Having paid Judas thirty pieces of silver for Jesus, the religious trial was about to begin.  This trial would be in three phases:  Jesus before Annas (considered the true high priest), then Caiaphas (the Roman-appointed high priest), and finally the Sanhedrin (the ruling counsel of seventy, made up of Pharisees and Sadducees).  What religion did not realize was that no one could take away Christ’s life.  Jesus would lay down His life for His sheep.  During the night and morning of Jesus’ religious trial, Jesus was not really the one being tried.  Religion was on trial. 

Therefore doth my Father love me, because I lay down my life, that I might take it again. No man taketh it from me, but I lay it down of myself. I have power to lay it down, and I have power to take it again.

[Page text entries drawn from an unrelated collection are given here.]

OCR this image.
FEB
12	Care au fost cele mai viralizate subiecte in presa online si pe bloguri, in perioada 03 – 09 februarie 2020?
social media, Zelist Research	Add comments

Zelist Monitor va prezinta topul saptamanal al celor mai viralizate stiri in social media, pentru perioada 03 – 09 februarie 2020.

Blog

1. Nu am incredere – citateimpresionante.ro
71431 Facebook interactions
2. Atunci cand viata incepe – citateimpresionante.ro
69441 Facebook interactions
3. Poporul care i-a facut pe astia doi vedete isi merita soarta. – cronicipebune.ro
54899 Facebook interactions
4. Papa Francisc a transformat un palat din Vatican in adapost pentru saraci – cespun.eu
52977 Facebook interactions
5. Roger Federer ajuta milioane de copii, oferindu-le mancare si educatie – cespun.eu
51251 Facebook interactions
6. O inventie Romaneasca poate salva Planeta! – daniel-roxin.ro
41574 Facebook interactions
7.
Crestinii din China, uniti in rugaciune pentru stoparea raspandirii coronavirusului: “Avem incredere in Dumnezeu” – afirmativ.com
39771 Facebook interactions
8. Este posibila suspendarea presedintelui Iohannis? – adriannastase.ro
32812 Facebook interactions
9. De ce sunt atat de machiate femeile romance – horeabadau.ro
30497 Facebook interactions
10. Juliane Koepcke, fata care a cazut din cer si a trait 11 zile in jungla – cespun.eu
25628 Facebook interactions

This commandment have I received of my Father.” (John 10:17-18)

At The Religious Trial, False Witnesses Were Confounded:

And the chief priests and all the council sought for witness against Jesus to put him to death; and found none. For many bare false witness against him, but their witness agreed not together. (Mark 14:55-56)

It is an act in futility to try to find fault with Jesus.  Enemies of “the Truth,” always lose!  Truth always wins, “For we can do nothing against the truth, but for the truth” (II Corinthians 13:8).   John 14:6:I am the way, the truth, and the life, is a stumbling block to every false way.  The outrage at Christ’s claims only proved false religion guilty.   Religion in the trial of Jesus was found guilty, convicted and condemned. 

But he held his peace, and answered nothing. Again the high priest asked him, and said unto him, Art thou the Christ, the Son of the Blessed? And Jesus said, I am: and ye shall see the Son of man sitting on the right hand of power, and coming in the clouds of heaven. Then the high priest rent his clothes, and saith, What need we any further witnesses? Ye have heard the blasphemy: what think ye? And they all condemned him to be guilty of death. (Mark 14:61-64)

“I am trying here to prevent anyone saying the really foolish thing that people often say about Him: ‘I’m ready to accept Jesus as a great moral teacher, but I don’t accept His claim to be God.’ That is the one thing we must not say. A man who was merely a man and said the sort of things Jesus said would not be a great moral teacher. He would either be a lunatic—on a level with the man who says he is a poached egg—or else he would be the Devil of Hell. You must make your choice.  Either this man was, and is, the Son of God: or else a madman or something worse. You can shut Him up for a fool, you can spit at Him and kill Him as a demon; or you can fall at His feet and call Him Lord and God. But let us not come with any patronizing nonsense about His being a great human teacher. He has not left that open to us. He did not intend to.”

– C.S. Lewis, Mere Christianity (1952; Harper Collins: 2001)

The False Witnesses Couldn’t Agree, but The True Witnesses Could Testify: 

Parents could say, “Jesus gave me my child back!” (The widow from Nain’s son, Jairus’ daughter, the man with a lunatic son, the Samaritan woman’s demon-possessed daughter)

The sick could say, “Jesus touched me and now I’m whole!” (Peter’s mother in-law, the centurion’s servant, the man with a withered hand, the woman with an issue of blood, the man by the pool of Bethesda…)

The lepers could say, “I was disfigured, desensitized, and shut off from my family and temple worship, but Jesus touched me and now I am clean!” 

The lame could say, “I didn’t have the ability to walk with Jesus, but now I am made whole.”

The blind could say, “My eyes have been opened — ‘I was blind but now I see!’”

Those raised to life could say, “I was dead but Jesus gave me new life!” 

The saved can say, “I was a prodigal away from the Father, I was sick and now am made whole, I was the leper shut out of relationship with my family and temple but now I’m clean. I was the lame but now I am whole — I can walk with God.  I was blind but now I see.  I was dead in trespasses and in sins, but now I have been resurrected and walk in the newness of life!”